200 conteneurs sont livrés sur le site chaque mois.
M. Clément mentionne également l’apprentissage important requis pour les opérateurs, qui doivent maîtriser une nouvelle technologie.
«Certains sont là depuis 20, 30, 40 ans et réapprennent à poser des cloisons sèches. C’est un grand défi, mais pour beaucoup, cela représente aussi un changement radical. »
-Damien Clément, directeur du site de certainTeed
Le nouvel équipement de conditionnement est déjà intégré à la ligne actuelle, afin de limiter les risques lors du passage à la nouvelle ligne.
Préparer de nouvelles gammes de maintenance et de nouveaux standards de production est un autre défi.
Ce projet d’électrification est estimé à 126 millions de dollars. «Nous avons été obligés de revoir le budget pour couvrir toute la phase de construction», explique Bouscal.
En 2022, ce virage vert était estimé à 91 millions de dollars. Aux 51 millions de dollars d’investissement privé, s’ajoutent une aide financière de 40 millions de dollars provenant du programme provincial ÉcoPerformance. Cette subvention, combinée à l’accessibilité à l’énergie propre au Québec, a permis de choisir le site Sainte-Catherine pour ce premier projet de décarbonation chez CerteTeed.
En première ligne
Même si le recours à l’hydroélectricité au Québec peut paraître évident à première vue, certainTeed demeure « très à l’avant-garde » dans son domaine, souligne le chef de l’exploitation Julien Perrier.
« A part les Norvégiens, il n’y a personne [chez les fabricants de panneaux de gypse] qui l’aura, ces zéro émission de CO2. Nous décarbonisons le processus et nous voulons le faire avant tout le monde », dit-il.
Le secteur de la construction génère 30 % des gaz à effet de serre produits dans le monde. Jusqu’à 44 000 tonnes d’émissions de carbone seront éliminées à l’usine de Sainte-Catherine.
Le panneau produit, baptisé « BasCarbone », aura 60 % de CO2 en moins qu’un panneau standard. Le pourcentage restant est lié au transport.

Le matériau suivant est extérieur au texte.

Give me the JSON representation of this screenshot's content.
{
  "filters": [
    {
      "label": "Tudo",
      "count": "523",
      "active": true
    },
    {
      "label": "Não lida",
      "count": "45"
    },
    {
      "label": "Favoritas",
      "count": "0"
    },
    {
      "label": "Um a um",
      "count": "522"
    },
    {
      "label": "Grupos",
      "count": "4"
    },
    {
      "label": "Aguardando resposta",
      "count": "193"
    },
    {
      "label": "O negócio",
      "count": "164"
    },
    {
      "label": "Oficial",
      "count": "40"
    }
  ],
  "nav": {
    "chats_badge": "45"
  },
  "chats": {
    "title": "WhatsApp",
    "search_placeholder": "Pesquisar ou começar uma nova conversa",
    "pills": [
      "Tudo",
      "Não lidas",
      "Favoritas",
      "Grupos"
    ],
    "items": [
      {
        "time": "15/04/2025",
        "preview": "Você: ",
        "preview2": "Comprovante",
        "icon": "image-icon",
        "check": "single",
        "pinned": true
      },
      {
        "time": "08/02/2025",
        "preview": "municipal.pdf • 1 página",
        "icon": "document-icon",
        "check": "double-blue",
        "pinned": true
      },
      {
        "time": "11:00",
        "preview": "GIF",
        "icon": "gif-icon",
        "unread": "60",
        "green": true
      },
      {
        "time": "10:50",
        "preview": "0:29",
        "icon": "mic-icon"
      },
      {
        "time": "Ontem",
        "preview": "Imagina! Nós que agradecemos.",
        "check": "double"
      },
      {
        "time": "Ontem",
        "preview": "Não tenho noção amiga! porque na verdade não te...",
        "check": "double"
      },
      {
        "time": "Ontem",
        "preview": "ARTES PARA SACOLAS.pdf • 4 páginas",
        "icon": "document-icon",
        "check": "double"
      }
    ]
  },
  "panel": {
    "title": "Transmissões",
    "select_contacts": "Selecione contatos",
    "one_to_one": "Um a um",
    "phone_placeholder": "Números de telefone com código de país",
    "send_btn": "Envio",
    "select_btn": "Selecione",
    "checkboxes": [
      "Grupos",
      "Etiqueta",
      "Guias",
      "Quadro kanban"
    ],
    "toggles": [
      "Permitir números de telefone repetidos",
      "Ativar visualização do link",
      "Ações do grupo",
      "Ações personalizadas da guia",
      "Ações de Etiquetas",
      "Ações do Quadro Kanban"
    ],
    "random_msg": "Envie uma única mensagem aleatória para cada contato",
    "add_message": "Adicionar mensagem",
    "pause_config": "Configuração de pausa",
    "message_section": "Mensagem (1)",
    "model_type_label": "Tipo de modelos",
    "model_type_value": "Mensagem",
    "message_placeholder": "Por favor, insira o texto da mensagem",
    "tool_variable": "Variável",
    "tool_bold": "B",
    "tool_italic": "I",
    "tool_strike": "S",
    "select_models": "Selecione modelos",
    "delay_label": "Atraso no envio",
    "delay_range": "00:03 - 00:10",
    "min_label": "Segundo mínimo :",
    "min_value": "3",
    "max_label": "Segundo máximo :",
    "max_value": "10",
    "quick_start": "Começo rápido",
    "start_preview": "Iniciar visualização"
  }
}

Perrier souligne également l’intérêt de travailler sur la circularité des matériaux, car le gypse est recyclable à l’infini. «Quand vous l’avez calciné et retiré l’eau, vous ajoutez de l’eau et refaites la roche. Vous pouvez répéter le cycle.
Des panneaux à très haute teneur en contenu recyclé sont produits en Colombie-Britannique.
« Nous examinons nos différentes usines et nous positionnons pour détecter les opportunités. Nous avons d’autres projets d’efficacité énergétique en préparation », déclare Perrier.